Nous les trouvons dans les premières Sonates, — côte à cote, tour à tour, rarement harmonisées. Le jeune Rhénan, émigré dans la ville du Danube, était le confluent de deux fleuves sortis du levant et du couchant. Rempli de l’esprit individualiste du temps et de ses revendications orgueilleuses, il débordait d’un moi, riche en douleurs et en joies passionnées, ombres et lumières, violents contrastes, moins profond encore qu’intense : — (et c’est pourquoi l’époque nouvelle se reconnut en lui : car il différait moins d’elle, h cette date, par la qualité des sentiments que par la température à laquelle son brasier les portait). — Ce moi, il entendait l’étaler, l’imposer, en faire manger et boire aux autres le pain et le vin, les amours et les peines, les élans et les abattements, les méditations et les batailles... Jean-Jacques le Confesseur, devenu l’alcyon des tempêtes de la Révolution. ..
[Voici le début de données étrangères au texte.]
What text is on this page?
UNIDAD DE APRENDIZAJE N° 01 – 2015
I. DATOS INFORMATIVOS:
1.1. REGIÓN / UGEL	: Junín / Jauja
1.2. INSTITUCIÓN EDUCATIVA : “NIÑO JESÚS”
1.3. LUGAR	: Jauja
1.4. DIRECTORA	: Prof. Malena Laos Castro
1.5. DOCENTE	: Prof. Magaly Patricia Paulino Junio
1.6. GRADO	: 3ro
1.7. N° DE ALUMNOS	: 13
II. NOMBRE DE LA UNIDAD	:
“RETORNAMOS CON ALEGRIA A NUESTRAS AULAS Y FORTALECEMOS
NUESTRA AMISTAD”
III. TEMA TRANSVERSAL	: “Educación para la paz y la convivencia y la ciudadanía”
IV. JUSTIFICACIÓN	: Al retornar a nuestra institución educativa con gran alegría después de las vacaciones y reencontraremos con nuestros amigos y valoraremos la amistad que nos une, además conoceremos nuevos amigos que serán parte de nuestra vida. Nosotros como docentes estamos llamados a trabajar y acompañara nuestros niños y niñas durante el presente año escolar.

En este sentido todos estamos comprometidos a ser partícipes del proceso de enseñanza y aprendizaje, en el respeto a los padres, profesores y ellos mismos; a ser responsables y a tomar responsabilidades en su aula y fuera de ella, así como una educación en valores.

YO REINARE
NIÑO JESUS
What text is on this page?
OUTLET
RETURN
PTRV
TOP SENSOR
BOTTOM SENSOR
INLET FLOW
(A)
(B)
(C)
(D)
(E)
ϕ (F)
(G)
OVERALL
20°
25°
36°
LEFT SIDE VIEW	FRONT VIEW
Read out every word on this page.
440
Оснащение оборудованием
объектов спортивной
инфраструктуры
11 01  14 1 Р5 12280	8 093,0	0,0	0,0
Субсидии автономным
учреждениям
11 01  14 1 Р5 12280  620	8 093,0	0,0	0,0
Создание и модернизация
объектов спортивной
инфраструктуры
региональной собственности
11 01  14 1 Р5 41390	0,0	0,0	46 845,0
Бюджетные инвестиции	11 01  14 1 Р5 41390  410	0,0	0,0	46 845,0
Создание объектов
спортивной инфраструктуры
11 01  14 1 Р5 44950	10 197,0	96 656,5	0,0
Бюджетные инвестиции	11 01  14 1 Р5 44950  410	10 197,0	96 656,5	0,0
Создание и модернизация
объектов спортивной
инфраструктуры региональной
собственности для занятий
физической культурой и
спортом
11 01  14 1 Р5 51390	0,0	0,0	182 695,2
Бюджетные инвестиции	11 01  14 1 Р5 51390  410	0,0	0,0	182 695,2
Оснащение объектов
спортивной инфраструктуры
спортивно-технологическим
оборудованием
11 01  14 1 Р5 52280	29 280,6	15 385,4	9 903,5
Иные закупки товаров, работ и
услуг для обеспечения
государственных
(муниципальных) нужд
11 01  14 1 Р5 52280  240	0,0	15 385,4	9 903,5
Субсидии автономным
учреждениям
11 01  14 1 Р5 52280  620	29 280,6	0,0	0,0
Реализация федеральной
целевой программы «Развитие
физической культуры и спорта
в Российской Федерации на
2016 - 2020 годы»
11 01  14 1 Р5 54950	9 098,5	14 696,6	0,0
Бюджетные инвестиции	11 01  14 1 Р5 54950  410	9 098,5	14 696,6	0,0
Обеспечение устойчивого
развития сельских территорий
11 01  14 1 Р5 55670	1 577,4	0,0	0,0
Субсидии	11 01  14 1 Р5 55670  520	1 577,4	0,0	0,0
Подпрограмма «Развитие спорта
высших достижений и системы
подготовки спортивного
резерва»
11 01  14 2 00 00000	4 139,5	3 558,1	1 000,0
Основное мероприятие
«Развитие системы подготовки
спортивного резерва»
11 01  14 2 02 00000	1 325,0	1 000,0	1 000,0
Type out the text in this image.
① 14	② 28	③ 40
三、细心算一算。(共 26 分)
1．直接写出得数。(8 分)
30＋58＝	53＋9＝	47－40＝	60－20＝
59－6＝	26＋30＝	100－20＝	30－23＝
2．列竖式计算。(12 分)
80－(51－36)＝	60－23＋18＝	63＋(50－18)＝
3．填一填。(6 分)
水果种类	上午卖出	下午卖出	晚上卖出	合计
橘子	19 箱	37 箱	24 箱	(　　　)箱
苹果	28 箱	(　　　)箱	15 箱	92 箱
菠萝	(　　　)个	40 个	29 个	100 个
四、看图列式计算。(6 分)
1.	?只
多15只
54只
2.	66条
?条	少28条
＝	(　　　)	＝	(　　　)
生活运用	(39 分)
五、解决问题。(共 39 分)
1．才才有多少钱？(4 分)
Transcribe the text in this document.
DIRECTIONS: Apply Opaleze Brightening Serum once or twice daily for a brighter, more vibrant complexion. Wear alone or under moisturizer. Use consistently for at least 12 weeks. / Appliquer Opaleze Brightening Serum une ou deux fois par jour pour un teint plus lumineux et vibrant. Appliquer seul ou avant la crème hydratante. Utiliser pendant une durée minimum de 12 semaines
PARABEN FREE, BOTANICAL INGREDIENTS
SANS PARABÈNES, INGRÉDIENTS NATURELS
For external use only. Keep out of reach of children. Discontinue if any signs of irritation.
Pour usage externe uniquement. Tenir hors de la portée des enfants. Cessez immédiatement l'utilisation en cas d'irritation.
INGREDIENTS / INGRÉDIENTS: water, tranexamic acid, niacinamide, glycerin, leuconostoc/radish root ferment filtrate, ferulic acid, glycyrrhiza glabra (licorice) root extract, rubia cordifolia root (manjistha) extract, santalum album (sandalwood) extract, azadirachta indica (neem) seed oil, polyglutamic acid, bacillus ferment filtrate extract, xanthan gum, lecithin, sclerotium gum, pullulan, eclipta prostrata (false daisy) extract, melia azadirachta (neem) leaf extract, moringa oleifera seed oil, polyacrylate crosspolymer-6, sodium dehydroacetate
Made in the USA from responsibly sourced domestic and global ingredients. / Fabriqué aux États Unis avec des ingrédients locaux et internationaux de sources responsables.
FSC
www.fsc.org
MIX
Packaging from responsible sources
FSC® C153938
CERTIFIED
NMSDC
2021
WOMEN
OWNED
Mais en même temps, il avait été nourri de la grande tradition morale et esthétique de l’Ancien Régime finissant, -— de cette forte discipline qui subordonne à l’œuvre l’ouvrier, —- de ce génie bâtisseur, entretenu par deux siècles de labeur désintéressé, et devenu instinct comme celui des abeilles, qui lui léguait des formes à achever, des monuments pareils à ceux du moyen âge, que les générations se passaient de main en main, jusqu’à ce que la flèche couronnât l’édifice. Il était le maître d’œuvre qui avait reçu de Bach, des Mannheimer, de Haydn et de Mozart, la forme-Sonate à réaliser dans sa logique et sa beauté complètes ; il se sentait, appelé à en élargir le plan et à l’éterniser, à s’en faire le Bramante.